Randomization generates ≈994 billion unique fingerprint permutations (cipher shuffling:
109,600; extension shuffling: 994,218,624,000), making blocklist-based fingerprinting
infeasible, but at the cost of higher connection failures due to cipher mismatches.
Mimicry of DTLS 1.2 was stable and effective; DTLS 1.3 mimicry is not yet achievable
with the current Pion library.
From 2025-midtlien-fingerprint-resistant — Fingerprint-resistant DTLS for usage in Snowflake
· §4.2, Table 1, §5
· 2025
· Free and Open Communications on the Internet
Implications
Mimicry of browser DTLS 1.2 is stable and reduces fingerprintability without significant connection overhead; it is the recommended approach while DTLS 1.3 support in Pion is pending.

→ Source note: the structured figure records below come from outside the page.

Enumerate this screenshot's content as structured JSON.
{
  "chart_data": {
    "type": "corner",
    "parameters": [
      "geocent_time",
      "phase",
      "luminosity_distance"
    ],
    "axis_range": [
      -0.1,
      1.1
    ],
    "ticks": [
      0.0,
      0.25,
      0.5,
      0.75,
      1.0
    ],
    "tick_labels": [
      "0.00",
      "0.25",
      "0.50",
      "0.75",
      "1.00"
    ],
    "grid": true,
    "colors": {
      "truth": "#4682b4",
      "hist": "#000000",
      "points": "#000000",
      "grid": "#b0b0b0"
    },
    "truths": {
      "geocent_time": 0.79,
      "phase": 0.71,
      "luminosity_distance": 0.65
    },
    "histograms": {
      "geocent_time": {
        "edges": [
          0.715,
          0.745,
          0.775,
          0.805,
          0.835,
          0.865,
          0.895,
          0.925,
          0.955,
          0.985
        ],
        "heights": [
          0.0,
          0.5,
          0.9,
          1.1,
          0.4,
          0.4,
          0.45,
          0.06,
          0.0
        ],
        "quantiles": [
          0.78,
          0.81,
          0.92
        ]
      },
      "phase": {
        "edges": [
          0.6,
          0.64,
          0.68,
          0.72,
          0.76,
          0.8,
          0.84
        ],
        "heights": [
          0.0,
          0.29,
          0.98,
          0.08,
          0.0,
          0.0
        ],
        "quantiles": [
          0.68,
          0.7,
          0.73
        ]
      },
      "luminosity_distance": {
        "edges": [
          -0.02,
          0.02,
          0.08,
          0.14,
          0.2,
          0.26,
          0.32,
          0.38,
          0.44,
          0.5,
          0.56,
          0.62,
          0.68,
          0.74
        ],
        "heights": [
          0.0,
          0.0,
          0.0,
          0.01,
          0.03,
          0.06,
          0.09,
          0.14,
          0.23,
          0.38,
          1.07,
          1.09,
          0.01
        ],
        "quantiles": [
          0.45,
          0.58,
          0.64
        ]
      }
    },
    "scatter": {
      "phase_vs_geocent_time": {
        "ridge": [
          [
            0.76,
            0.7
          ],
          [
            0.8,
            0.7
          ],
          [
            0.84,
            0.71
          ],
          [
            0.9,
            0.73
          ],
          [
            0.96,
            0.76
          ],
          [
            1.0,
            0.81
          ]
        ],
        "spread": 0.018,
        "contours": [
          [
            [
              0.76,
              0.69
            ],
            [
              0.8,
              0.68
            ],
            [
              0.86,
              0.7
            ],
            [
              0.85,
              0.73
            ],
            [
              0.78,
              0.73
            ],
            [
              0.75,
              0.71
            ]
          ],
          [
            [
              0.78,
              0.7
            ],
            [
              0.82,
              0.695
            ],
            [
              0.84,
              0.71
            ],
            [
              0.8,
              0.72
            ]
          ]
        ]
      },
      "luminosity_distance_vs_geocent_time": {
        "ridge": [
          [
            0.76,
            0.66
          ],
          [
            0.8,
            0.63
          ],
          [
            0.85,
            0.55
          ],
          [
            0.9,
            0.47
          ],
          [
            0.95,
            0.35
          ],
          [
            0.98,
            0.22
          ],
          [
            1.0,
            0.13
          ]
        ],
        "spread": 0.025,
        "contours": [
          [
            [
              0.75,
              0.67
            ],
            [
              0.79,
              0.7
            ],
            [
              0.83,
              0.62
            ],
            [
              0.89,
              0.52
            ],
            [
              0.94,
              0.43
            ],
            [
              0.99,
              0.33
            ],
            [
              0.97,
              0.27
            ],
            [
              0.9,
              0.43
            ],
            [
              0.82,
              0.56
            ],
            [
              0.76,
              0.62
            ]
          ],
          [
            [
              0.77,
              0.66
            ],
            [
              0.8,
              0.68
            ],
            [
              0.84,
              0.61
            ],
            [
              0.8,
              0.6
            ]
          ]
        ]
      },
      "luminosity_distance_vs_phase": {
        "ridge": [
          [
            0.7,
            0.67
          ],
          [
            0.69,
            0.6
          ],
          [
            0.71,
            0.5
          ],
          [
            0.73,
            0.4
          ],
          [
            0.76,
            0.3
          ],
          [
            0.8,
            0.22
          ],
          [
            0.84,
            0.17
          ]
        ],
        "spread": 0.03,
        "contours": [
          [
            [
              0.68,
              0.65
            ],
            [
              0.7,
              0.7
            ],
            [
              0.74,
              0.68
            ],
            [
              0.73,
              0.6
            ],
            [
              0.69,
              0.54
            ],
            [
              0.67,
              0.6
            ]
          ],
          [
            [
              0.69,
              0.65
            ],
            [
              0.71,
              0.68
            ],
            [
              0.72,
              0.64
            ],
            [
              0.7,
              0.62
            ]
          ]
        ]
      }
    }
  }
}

Randomization provides a vast fingerprint space (≈10^12 permutations) sufficient to defeat blocklisting, but cipher-suite mismatches increase failure rate to ~27%; implementations should constrain randomization to cipher suites the server is known to accept.
Snowflake's webextension proxy pool (≈60,000 IPs) inherently uses browser DTLS stacks, providing natural fingerprint diversity; effort should focus on hardening the smaller standalone/iptproxy pool (~4,500 IPs) that uses Pion.